I grant you the millennium of the Grand Être is still far off; but it is most surely coming, and we can all aid, more or less, that blessed consummation—not by idle wailing, by useless dreams, or by selfish striving after an impossible personal reward, but by duty punctually performed, by self-sacrifice cheerfully undergone, by daily and nightly endeavours to ameliorate the condition of Man.
‘Men perish; Man is imperishable. Personal forms change; the great living personality abides. And the time must come at last when Man shall be as God, certain of his destiny, and knowing good and evil.
‘“A Job’s comforter!” I seem to hear you cry. Well, after all, you must be your own physician.
No man can save another’s soul,
Or pay another’s debt!
But I wish that you, in your distracted wandering after certainty, would turn your thoughts our way, and try to understand what the great Founder of our system has done, and will do, for the human race. I am sure that the study would bring you comfort, late or soon.
‘I am, as ever, my dear Bradley,
‘Your friend and well-wisher,
‘John Cholmondeley.
‘P.S.—What are you doing in Munich? I hear of curious doings this year at Ober-Ammergau, where that ghastly business, the Passion Play, is once more in course of preparation.’

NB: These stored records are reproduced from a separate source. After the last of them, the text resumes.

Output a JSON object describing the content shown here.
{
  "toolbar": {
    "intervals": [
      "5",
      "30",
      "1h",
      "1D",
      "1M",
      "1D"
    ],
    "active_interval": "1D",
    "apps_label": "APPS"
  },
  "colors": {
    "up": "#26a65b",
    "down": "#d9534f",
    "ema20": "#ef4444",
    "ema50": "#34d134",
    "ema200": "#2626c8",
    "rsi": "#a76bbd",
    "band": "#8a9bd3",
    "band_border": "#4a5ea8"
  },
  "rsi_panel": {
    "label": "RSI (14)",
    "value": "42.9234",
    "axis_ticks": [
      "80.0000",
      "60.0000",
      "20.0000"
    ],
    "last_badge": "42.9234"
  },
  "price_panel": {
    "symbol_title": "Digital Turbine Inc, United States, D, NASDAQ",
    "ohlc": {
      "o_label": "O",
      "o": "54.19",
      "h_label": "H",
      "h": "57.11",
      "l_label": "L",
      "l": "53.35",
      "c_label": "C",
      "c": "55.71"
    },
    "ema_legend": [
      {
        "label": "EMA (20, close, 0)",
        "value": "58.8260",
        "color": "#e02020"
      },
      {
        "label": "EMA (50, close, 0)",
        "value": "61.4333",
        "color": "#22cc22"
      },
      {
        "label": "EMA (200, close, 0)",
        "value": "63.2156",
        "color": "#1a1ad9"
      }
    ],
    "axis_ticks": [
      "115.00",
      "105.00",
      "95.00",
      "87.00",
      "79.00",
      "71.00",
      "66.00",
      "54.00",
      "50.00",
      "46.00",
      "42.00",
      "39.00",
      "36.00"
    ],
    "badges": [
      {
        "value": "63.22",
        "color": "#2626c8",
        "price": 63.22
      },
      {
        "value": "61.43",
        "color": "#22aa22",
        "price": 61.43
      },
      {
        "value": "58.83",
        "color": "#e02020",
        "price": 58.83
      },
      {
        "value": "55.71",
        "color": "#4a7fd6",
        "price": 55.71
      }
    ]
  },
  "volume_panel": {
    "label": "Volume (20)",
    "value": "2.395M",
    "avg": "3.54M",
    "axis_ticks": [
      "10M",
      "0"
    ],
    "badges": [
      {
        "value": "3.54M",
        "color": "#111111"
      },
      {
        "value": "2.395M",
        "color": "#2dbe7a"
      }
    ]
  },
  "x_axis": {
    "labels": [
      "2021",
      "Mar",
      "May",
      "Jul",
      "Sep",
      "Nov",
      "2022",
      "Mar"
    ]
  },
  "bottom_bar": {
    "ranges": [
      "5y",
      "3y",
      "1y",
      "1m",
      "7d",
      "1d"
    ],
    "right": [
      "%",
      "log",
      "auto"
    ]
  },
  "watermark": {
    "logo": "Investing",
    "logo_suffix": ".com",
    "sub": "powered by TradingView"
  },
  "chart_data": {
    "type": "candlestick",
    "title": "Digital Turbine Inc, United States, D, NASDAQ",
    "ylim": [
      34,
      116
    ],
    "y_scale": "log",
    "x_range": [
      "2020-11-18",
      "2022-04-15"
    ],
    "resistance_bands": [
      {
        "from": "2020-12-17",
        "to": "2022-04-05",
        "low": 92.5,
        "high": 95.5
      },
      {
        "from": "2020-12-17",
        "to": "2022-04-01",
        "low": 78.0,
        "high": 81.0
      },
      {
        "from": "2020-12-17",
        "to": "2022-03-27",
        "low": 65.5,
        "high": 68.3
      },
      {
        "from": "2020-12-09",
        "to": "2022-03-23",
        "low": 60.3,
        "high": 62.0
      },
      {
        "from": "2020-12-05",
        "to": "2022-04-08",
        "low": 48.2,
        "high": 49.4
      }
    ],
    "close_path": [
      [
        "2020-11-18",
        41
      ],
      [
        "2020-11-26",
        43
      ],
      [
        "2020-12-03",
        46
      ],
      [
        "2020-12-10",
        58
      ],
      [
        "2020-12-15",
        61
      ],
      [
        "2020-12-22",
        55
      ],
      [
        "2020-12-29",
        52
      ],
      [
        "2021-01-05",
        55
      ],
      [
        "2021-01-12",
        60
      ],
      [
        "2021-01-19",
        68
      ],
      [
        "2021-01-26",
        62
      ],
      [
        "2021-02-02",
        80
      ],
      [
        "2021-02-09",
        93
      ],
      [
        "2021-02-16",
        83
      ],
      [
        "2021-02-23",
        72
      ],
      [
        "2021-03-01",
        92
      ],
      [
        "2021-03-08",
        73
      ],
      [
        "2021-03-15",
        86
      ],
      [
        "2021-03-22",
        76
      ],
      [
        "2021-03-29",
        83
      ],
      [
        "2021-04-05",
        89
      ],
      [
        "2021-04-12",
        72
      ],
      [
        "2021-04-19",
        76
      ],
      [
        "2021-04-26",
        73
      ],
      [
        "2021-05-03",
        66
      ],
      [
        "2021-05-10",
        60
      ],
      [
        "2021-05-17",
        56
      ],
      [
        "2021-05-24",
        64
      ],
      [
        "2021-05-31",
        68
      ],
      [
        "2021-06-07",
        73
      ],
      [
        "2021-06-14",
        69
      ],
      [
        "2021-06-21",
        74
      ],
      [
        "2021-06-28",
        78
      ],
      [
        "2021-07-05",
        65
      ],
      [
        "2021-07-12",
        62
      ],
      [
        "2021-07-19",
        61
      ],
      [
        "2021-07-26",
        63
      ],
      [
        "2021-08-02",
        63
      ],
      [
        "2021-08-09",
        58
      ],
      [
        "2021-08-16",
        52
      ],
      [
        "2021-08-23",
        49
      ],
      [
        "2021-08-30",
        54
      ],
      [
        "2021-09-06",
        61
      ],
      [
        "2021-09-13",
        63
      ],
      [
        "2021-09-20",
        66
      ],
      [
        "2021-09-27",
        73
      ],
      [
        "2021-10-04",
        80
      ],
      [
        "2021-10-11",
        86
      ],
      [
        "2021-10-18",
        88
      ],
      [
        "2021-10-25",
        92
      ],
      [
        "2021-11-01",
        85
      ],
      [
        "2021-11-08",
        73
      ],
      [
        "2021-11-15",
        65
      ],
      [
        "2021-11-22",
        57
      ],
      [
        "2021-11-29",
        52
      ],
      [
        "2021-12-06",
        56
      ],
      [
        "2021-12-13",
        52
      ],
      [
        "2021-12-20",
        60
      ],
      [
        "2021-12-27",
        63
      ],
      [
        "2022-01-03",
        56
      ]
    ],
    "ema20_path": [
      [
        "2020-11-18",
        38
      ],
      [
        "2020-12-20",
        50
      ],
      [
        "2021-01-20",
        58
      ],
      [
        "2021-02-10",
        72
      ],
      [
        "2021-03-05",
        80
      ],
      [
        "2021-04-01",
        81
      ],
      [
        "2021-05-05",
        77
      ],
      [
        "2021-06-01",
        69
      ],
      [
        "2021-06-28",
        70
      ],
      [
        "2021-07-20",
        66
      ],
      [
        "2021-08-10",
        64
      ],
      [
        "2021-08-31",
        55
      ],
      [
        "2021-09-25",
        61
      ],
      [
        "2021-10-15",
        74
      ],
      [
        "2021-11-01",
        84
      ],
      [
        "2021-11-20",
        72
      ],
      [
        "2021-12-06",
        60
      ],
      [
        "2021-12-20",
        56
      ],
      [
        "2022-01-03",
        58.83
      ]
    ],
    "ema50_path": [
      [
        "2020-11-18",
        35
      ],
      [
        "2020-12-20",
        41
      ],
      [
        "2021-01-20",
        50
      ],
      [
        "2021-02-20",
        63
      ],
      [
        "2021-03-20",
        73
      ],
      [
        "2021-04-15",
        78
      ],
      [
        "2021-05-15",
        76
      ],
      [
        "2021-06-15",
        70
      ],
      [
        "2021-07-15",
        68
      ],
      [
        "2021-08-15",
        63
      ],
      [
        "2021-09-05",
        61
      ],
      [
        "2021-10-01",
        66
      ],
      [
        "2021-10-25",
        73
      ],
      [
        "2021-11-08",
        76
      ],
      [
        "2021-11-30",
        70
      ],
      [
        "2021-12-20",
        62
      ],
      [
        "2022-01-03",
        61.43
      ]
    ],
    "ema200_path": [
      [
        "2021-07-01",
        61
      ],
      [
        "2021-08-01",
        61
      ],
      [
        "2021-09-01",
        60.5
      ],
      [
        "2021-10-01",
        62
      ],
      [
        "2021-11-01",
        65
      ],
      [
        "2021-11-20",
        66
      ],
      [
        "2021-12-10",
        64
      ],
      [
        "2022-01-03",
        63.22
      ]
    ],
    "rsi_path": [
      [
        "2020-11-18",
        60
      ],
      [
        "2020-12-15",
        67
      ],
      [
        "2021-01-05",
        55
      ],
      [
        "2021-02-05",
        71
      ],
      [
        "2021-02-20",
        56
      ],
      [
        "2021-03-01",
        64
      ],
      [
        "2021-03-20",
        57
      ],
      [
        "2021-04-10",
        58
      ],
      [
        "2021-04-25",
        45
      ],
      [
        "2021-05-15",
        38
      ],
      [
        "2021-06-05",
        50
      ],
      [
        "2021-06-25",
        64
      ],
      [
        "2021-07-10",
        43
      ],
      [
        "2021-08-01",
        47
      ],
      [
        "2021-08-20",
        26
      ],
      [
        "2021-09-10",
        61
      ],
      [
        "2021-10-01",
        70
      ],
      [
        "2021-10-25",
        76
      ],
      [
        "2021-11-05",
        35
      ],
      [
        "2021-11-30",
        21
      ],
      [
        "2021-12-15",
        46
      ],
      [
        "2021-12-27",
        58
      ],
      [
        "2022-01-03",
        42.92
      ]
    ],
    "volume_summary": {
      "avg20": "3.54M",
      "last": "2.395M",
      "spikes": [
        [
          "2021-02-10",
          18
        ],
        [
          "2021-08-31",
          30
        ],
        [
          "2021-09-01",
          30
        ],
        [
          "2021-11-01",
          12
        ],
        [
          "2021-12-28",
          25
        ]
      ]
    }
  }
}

Bradley read this characteristic epistle with a gloomy frown, which changed before he had finished to a look of bitter contempt; and, as he read, he seemed once more conscious of the babble of literary club-land, and the affected jargon of the new creeds of the future. Returning the letter to his pocket, he continued to smoke till it was almost too dark to see the wreaths of fume from his own pipe.
The night had completely fallen before he rose and proceeded on his way.